La struc­ture en dou­ble hélice résulte de la coor­di­na­tion tétraé­drique imposée par chaque site Cu(bipy)2 +.

Avec d’autres lig­ands poly(bipyridine) et en présence de cations Ni2+ de coor­di­na­tion octaé­drique l’au­to-organ­i­sa­tion con­duit à une triple hélice (fig­ure 5).

De nom­breuses autres archi­tec­tures organiques ou inor­ganiques ont été réal­isées grâce à la con­fec­tion sur mesure de lig­ands appro­priés, sont for­més ain­si des cages cylin­driques, des grilles (fig­ure 6). L’éd­i­fi­ca­tion spon­tanée mais con­trôlée d’ar­chi­tec­tures supramolécu­laires très com­plex­es offre aus­si aux nanosciences et à la nan­otech­nolo­gie une voie pour la généra­tion d’éd­i­fices fonc­tion­nels très élaborés, autre que la nanofab­ri­ca­tion et les nanoma­nip­u­la­tions telles quelles sont envis­agées actuelle­ment. Sig­nalons encore la for­ma­tion de polymères supramolécu­laires obtenus par auto-assem­blage de com­posés monomériques com­plé­men­taires (fig­ure 7).

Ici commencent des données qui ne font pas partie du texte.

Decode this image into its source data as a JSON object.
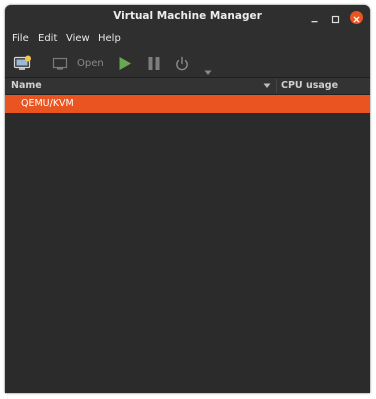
{
  "window": {
    "title": "Virtual Machine Manager"
  },
  "menu": [
    "File",
    "Edit",
    "View",
    "Help"
  ],
  "toolbar": {
    "open_label": "Open"
  },
  "columns": {
    "name": "Name",
    "cpu": "CPU usage"
  },
  "connections": [
    {
      "name": "QEMU/KVM",
      "selected": true
    }
  ],
  "colors": {
    "accent": "#e95420",
    "run_icon": "#6aa84f",
    "bg": "#2b2b2b"
  },
  "icons": [
    "new-vm-icon",
    "monitor-icon",
    "play-icon",
    "pause-icon",
    "power-icon",
    "dropdown-arrow-icon",
    "minimize-icon",
    "maximize-icon",
    "close-icon"
  ]
}
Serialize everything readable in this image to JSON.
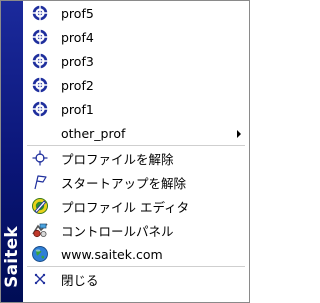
{
  "brand": {
    "name": "Saitek"
  },
  "profiles": [
    {
      "label": "prof5",
      "icon": "crosshair-target-icon"
    },
    {
      "label": "prof4",
      "icon": "crosshair-target-icon"
    },
    {
      "label": "prof3",
      "icon": "crosshair-target-icon"
    },
    {
      "label": "prof2",
      "icon": "crosshair-target-icon"
    },
    {
      "label": "prof1",
      "icon": "crosshair-target-icon"
    }
  ],
  "other_prof": {
    "label": "other_prof",
    "has_submenu": true
  },
  "actions": [
    {
      "label": "プロファイルを解除",
      "icon": "crosshair-outline-icon"
    },
    {
      "label": "スタートアップを解除",
      "icon": "flag-outline-icon"
    },
    {
      "label": "プロファイル エディタ",
      "icon": "profile-editor-icon"
    },
    {
      "label": "コントロールパネル",
      "icon": "control-panel-icon"
    },
    {
      "label": "www.saitek.com",
      "icon": "globe-icon"
    },
    {
      "label": "閉じる",
      "icon": "close-x-icon"
    }
  ],
  "colors": {
    "brand_bar_top": "#1b2a9c",
    "brand_bar_bottom": "#000d55",
    "target_icon": "#1f2f9d"
  }
}
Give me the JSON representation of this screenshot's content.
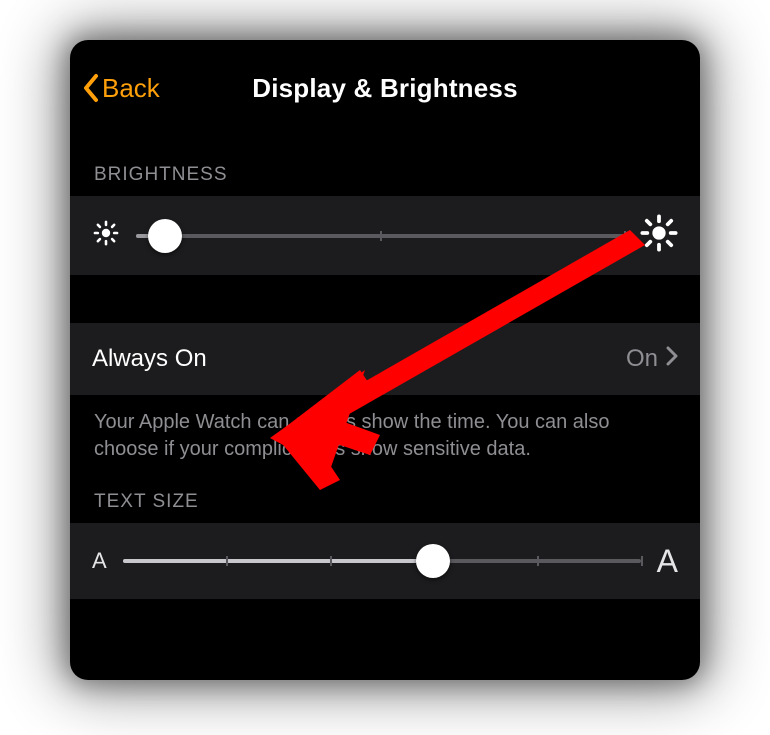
{
  "header": {
    "back_label": "Back",
    "title": "Display & Brightness"
  },
  "brightness": {
    "section_label": "BRIGHTNESS",
    "small_icon": "sun-dim-icon",
    "large_icon": "sun-bright-icon",
    "value_percent": 6,
    "ticks": [
      50,
      100
    ]
  },
  "always_on": {
    "label": "Always On",
    "value": "On",
    "description": "Your Apple Watch can always show the time. You can also choose if your complications show sensitive data."
  },
  "text_size": {
    "section_label": "TEXT SIZE",
    "small_letter": "A",
    "large_letter": "A",
    "value_percent": 60,
    "ticks": [
      20,
      40,
      80,
      100
    ]
  },
  "colors": {
    "accent": "#ff9f0a",
    "cell_bg": "#1c1c1e",
    "secondary_text": "#8e8e93",
    "annotation_arrow": "#ff0000"
  }
}
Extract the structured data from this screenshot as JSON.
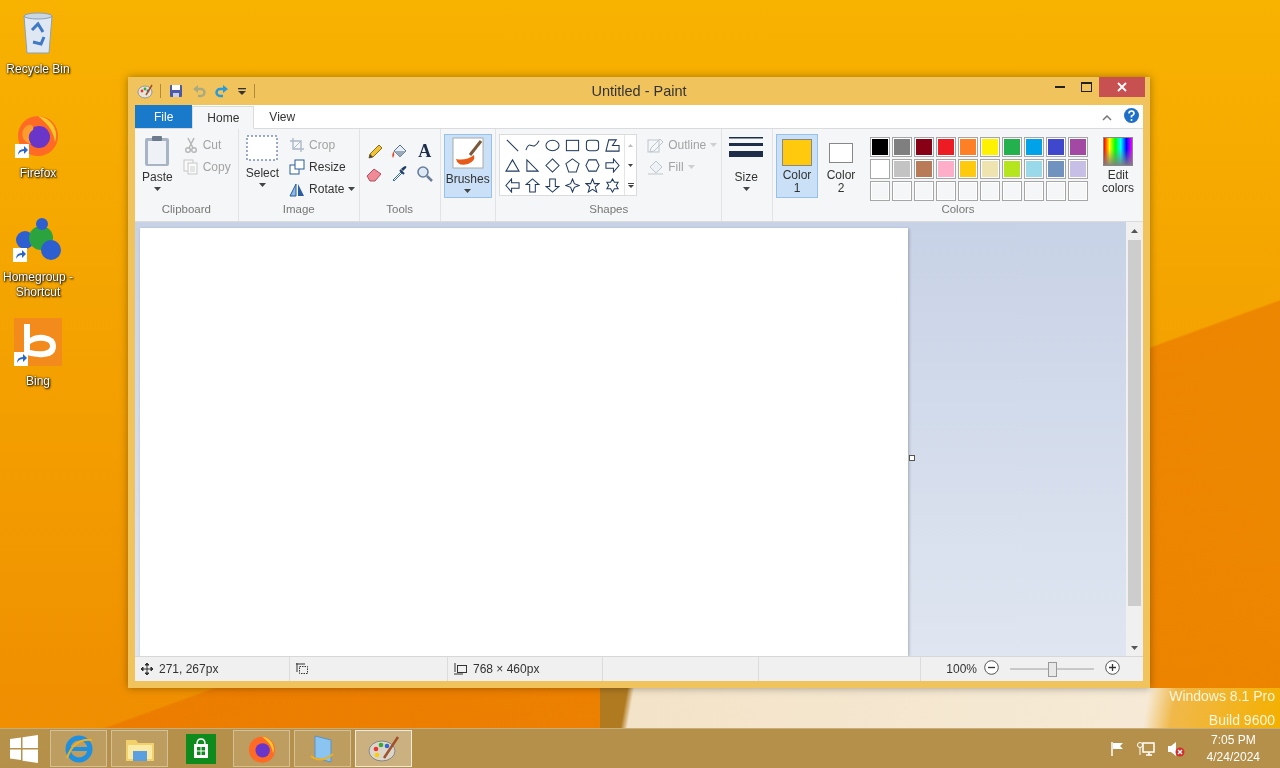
{
  "desktop_icons": [
    {
      "label": "Recycle Bin",
      "kind": "bin",
      "shortcut": false
    },
    {
      "label": "Firefox",
      "kind": "firefox",
      "shortcut": true
    },
    {
      "label": "Homegroup - Shortcut",
      "kind": "homegroup",
      "shortcut": true
    },
    {
      "label": "Bing",
      "kind": "bing",
      "shortcut": true
    }
  ],
  "window": {
    "title": "Untitled - Paint",
    "quick_access": [
      {
        "kind": "save",
        "disabled": false
      },
      {
        "kind": "undo",
        "disabled": true
      },
      {
        "kind": "redo",
        "disabled": false
      },
      {
        "kind": "customize",
        "disabled": false
      }
    ],
    "tabs": [
      {
        "label": "File",
        "kind": "file",
        "selected": false
      },
      {
        "label": "Home",
        "kind": "tab",
        "selected": true
      },
      {
        "label": "View",
        "kind": "tab",
        "selected": false
      }
    ],
    "ribbon": {
      "clipboard": {
        "label": "Clipboard",
        "paste": "Paste",
        "small": [
          {
            "label": "Cut",
            "kind": "scissors",
            "disabled": true
          },
          {
            "label": "Copy",
            "kind": "copy",
            "disabled": true
          }
        ]
      },
      "image": {
        "label": "Image",
        "select": "Select",
        "small": [
          {
            "label": "Crop",
            "kind": "crop",
            "disabled": true,
            "dropdown": false
          },
          {
            "label": "Resize",
            "kind": "resize",
            "disabled": false,
            "dropdown": false
          },
          {
            "label": "Rotate",
            "kind": "rotate",
            "disabled": false,
            "dropdown": true
          }
        ]
      },
      "tools": {
        "label": "Tools",
        "items": [
          {
            "kind": "pencil"
          },
          {
            "kind": "fill"
          },
          {
            "kind": "text",
            "glyph": "A"
          },
          {
            "kind": "eraser"
          },
          {
            "kind": "picker"
          },
          {
            "kind": "magnifier"
          }
        ]
      },
      "brushes": {
        "label": "Brushes",
        "selected": true
      },
      "shapes": {
        "label": "Shapes",
        "items": [
          {
            "kind": "line"
          },
          {
            "kind": "curve"
          },
          {
            "kind": "oval"
          },
          {
            "kind": "rectangle"
          },
          {
            "kind": "rounded"
          },
          {
            "kind": "polygon"
          },
          {
            "kind": "triangle"
          },
          {
            "kind": "right-triangle"
          },
          {
            "kind": "diamond"
          },
          {
            "kind": "pentagon"
          },
          {
            "kind": "hexagon"
          },
          {
            "kind": "right-arrow"
          },
          {
            "kind": "left-arrow"
          },
          {
            "kind": "up-arrow"
          },
          {
            "kind": "down-arrow"
          },
          {
            "kind": "star4"
          },
          {
            "kind": "star5"
          },
          {
            "kind": "star6"
          }
        ],
        "outline": {
          "label": "Outline",
          "disabled": true
        },
        "fill": {
          "label": "Fill",
          "disabled": true
        }
      },
      "size": {
        "label": "Size"
      },
      "colors": {
        "label": "Colors",
        "color1": {
          "label": "Color 1",
          "color": "#ffc90e",
          "selected": true
        },
        "color2": {
          "label": "Color 2",
          "color": "#ffffff",
          "selected": false
        },
        "palette": [
          {
            "kind": "swatch",
            "color": "#000000"
          },
          {
            "kind": "swatch",
            "color": "#7f7f7f"
          },
          {
            "kind": "swatch",
            "color": "#880015"
          },
          {
            "kind": "swatch",
            "color": "#ed1c24"
          },
          {
            "kind": "swatch",
            "color": "#ff7f27"
          },
          {
            "kind": "swatch",
            "color": "#fff200"
          },
          {
            "kind": "swatch",
            "color": "#22b14c"
          },
          {
            "kind": "swatch",
            "color": "#00a2e8"
          },
          {
            "kind": "swatch",
            "color": "#3f48cc"
          },
          {
            "kind": "swatch",
            "color": "#a349a4"
          },
          {
            "kind": "swatch",
            "color": "#ffffff"
          },
          {
            "kind": "swatch",
            "color": "#c3c3c3"
          },
          {
            "kind": "swatch",
            "color": "#b97a57"
          },
          {
            "kind": "swatch",
            "color": "#ffaec9"
          },
          {
            "kind": "swatch",
            "color": "#ffc90e"
          },
          {
            "kind": "swatch",
            "color": "#efe4b0"
          },
          {
            "kind": "swatch",
            "color": "#b5e61d"
          },
          {
            "kind": "swatch",
            "color": "#99d9ea"
          },
          {
            "kind": "swatch",
            "color": "#7092be"
          },
          {
            "kind": "swatch",
            "color": "#c8bfe7"
          },
          {
            "kind": "empty"
          },
          {
            "kind": "empty"
          },
          {
            "kind": "empty"
          },
          {
            "kind": "empty"
          },
          {
            "kind": "empty"
          },
          {
            "kind": "empty"
          },
          {
            "kind": "empty"
          },
          {
            "kind": "empty"
          },
          {
            "kind": "empty"
          },
          {
            "kind": "empty"
          }
        ],
        "edit": "Edit colors"
      }
    },
    "status_bar": {
      "position": "271, 267px",
      "canvas_size": "768 × 460px",
      "zoom": "100%",
      "zoom_slider": {
        "level": 0.5
      }
    }
  },
  "os_watermark": [
    "Windows 8.1 Pro",
    "Build 9600"
  ],
  "taskbar": {
    "apps": [
      {
        "kind": "ie",
        "running": true,
        "selected": false
      },
      {
        "kind": "explorer",
        "running": true,
        "selected": false
      },
      {
        "kind": "store",
        "running": false,
        "selected": false
      },
      {
        "kind": "firefox",
        "running": true,
        "selected": false
      },
      {
        "kind": "document",
        "running": true,
        "selected": false
      },
      {
        "kind": "paint",
        "running": true,
        "selected": true
      }
    ],
    "tray": [
      {
        "kind": "flag"
      },
      {
        "kind": "network"
      },
      {
        "kind": "muted"
      }
    ],
    "time": "7:05 PM",
    "date": "4/24/2024"
  }
}
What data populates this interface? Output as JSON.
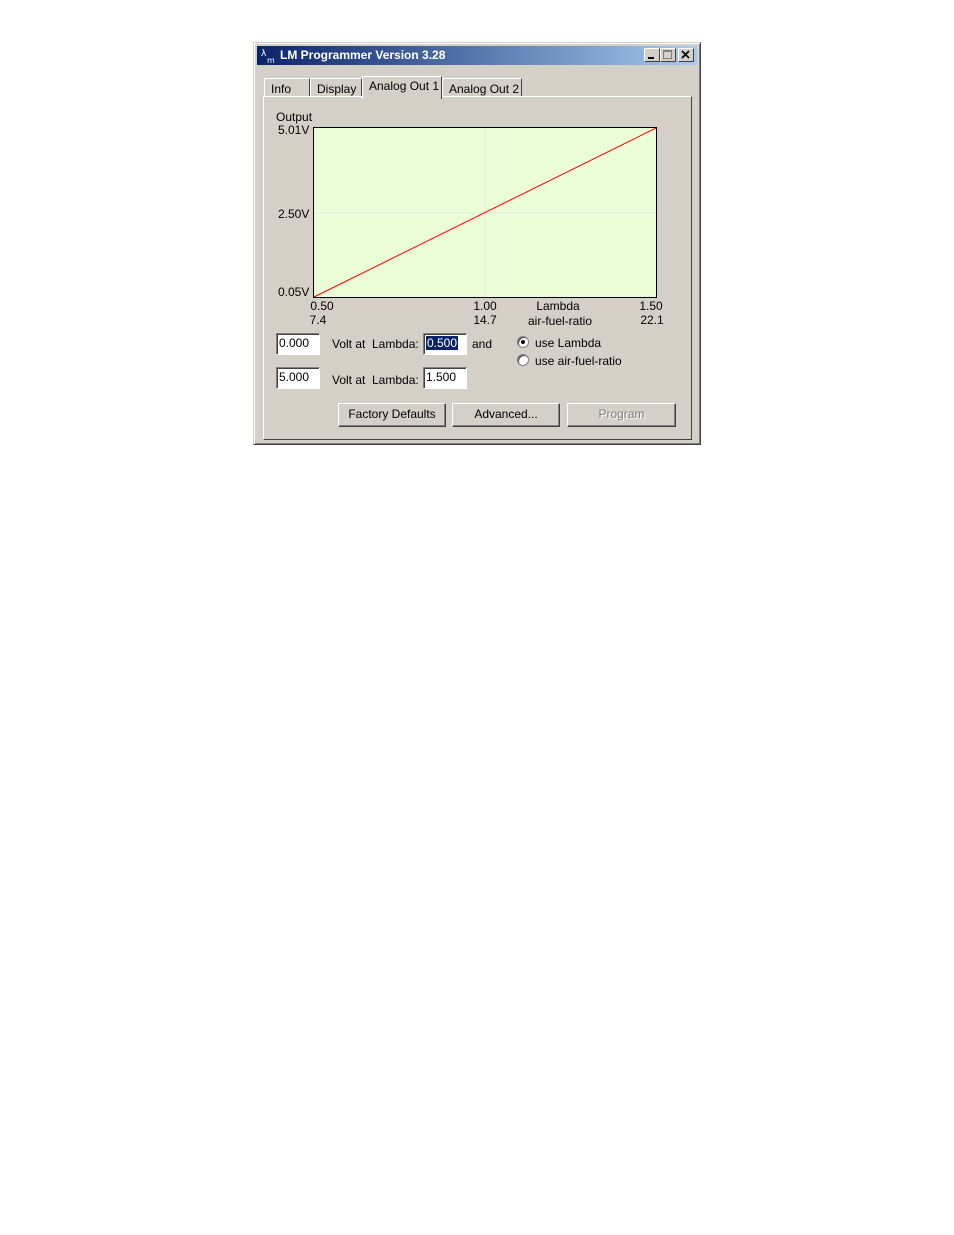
{
  "window": {
    "title": "LM Programmer Version 3.28",
    "app_icon": "lambda-app-icon",
    "caption_buttons": [
      "minimize-icon",
      "maximize-icon",
      "close-icon"
    ]
  },
  "tabs": [
    {
      "label": "Info",
      "active": false
    },
    {
      "label": "Display",
      "active": false
    },
    {
      "label": "Analog Out 1",
      "active": true
    },
    {
      "label": "Analog Out 2",
      "active": false
    }
  ],
  "chart": {
    "ylabel": "Output",
    "y_ticks": [
      "5.01V",
      "2.50V",
      "0.05V"
    ],
    "x_ticks_lambda": [
      "0.50",
      "1.00",
      "1.50"
    ],
    "x_ticks_afr": [
      "7.4",
      "14.7",
      "22.1"
    ],
    "xlabel_lambda": "Lambda",
    "xlabel_afr": "air-fuel-ratio",
    "colors": {
      "background": "#ebfdd6",
      "line": "#ff0000",
      "grid": "#e6e6e6"
    }
  },
  "chart_data": {
    "type": "line",
    "x": [
      0.5,
      1.5
    ],
    "y": [
      0.05,
      5.01
    ],
    "xlim": [
      0.5,
      1.5
    ],
    "ylim": [
      0.05,
      5.01
    ],
    "grid": true
  },
  "form": {
    "row1": {
      "volt_value": "0.000",
      "volt_label": "Volt at",
      "lambda_label": "Lambda:",
      "lambda_value": "0.500",
      "and_label": "and"
    },
    "row2": {
      "volt_value": "5.000",
      "volt_label": "Volt at",
      "lambda_label": "Lambda:",
      "lambda_value": "1.500"
    },
    "radio_lambda": {
      "label": "use Lambda",
      "checked": true
    },
    "radio_afr": {
      "label": "use air-fuel-ratio",
      "checked": false
    }
  },
  "buttons": {
    "factory_defaults": "Factory Defaults",
    "advanced": "Advanced...",
    "program": "Program",
    "program_enabled": false
  }
}
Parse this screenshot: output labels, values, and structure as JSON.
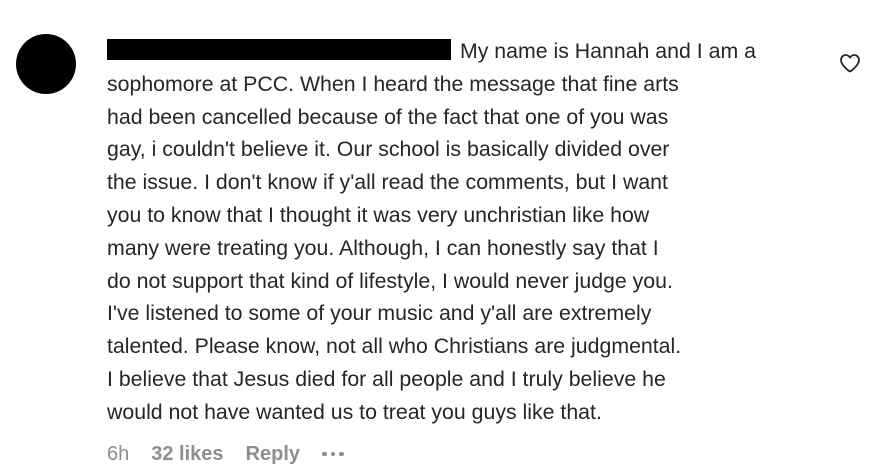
{
  "comment": {
    "lines": [
      "My name is Hannah and I am a",
      "sophomore at PCC. When I heard the message that fine arts",
      "had been cancelled because of the fact that one of you was",
      "gay, i couldn't believe it. Our school is basically divided over",
      "the issue. I don't know if y'all read the comments, but I want",
      "you to know that I thought it was very unchristian like how",
      "many were treating you. Although, I can honestly say that I",
      "do not support that kind of lifestyle, I would never judge you.",
      "I've listened to some of your music and y'all are extremely",
      "talented. Please know, not all who Christians are judgmental.",
      "I believe that Jesus died for all people and I truly believe he",
      "would not have wanted us to treat you guys like that."
    ]
  },
  "meta": {
    "time": "6h",
    "likes": "32 likes",
    "reply": "Reply"
  },
  "icons": {
    "like": "heart-icon",
    "more": "more-options-icon"
  }
}
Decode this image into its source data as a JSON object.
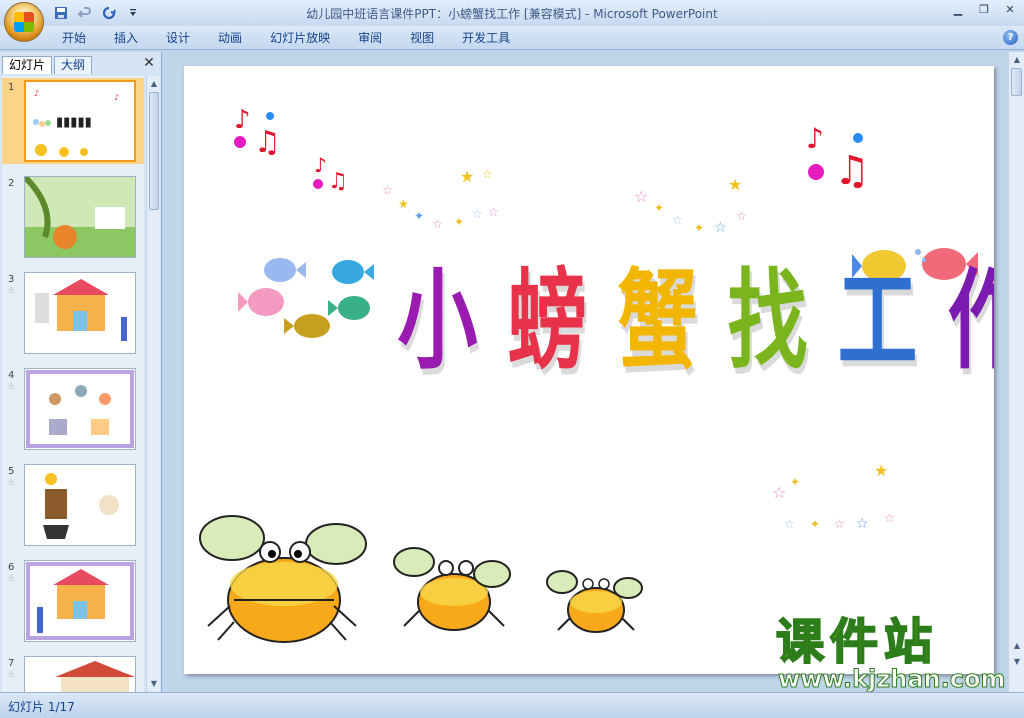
{
  "titlebar": {
    "title": "幼儿园中班语言课件PPT：小螃蟹找工作 [兼容模式] - Microsoft PowerPoint",
    "title_color": "#3e5a86"
  },
  "ribbon": {
    "tabs": [
      "开始",
      "插入",
      "设计",
      "动画",
      "幻灯片放映",
      "审阅",
      "视图",
      "开发工具"
    ],
    "help_label": "?"
  },
  "panel": {
    "tab_slides": "幻灯片",
    "tab_outline": "大纲",
    "close_glyph": "✕",
    "thumbnails": [
      {
        "num": "1",
        "selected": true
      },
      {
        "num": "2"
      },
      {
        "num": "3"
      },
      {
        "num": "4"
      },
      {
        "num": "5"
      },
      {
        "num": "6"
      },
      {
        "num": "7"
      }
    ],
    "star_glyph": "☆"
  },
  "slide": {
    "title_chars": [
      "小",
      "螃",
      "蟹",
      "找",
      "工",
      "作"
    ],
    "title_colors": [
      "#9a1bb0",
      "#e8324a",
      "#f2b600",
      "#7ab51d",
      "#2f6fd0",
      "#7b1bb0"
    ]
  },
  "statusbar": {
    "slide_counter": "幻灯片 1/17"
  },
  "watermark": {
    "big": "课件站",
    "small": "www.kjzhan.com"
  },
  "icons": {
    "office": "office-button-icon",
    "save": "save-icon",
    "undo": "undo-icon",
    "redo": "redo-icon",
    "customize": "customize-qat-icon"
  }
}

Au terme de cet arti­cle il est impor­tant de réalis­er que le fil con­duc­teur de l’ensem­ble du domaine de la chimie supramolécu­laire est l’in­for­ma­tion con­tenue dans les molécules. En effet, les pro­priétés d’un récep­teur, l’a­gence­ment d’un vaste édi­fice supramolécu­laire, sont inscrits, pro­gram­més lors de la syn­thèse des com­posés con­sti­tu­tifs. Un autre aspect de l’im­pact de la chimie supramolécu­laire est donc la per­cep­tion de la chimie non seule­ment comme une sci­ence met­tant en œuvre matière et énergie mais aus­si comme une sci­ence de l’in­for­ma­tion, celle-ci étant portée par la struc­ture moléculaire.

Le défer­lement de la lit­téra­ture témoigne de l’emprise de ce nou­veau domaine : des mil­liers de pub­li­ca­tions, des cen­taines de revues, des dizaines de livres, un ouvrage mul­ti-vol­umes de 7 000 pages, une ency­clopédie de 240 arti­cles en pré­pa­ra­tion. Plus impres­sion­nant encore est le fait que les développe­ments mul­ti­ples déjà réal­isés ne cessent d’ou­vrir la voie à de nou­veaux chemins d’investigations.

Trente ans après ses débuts la chimie supramolécu­laire est tou­jours pleine de promesses.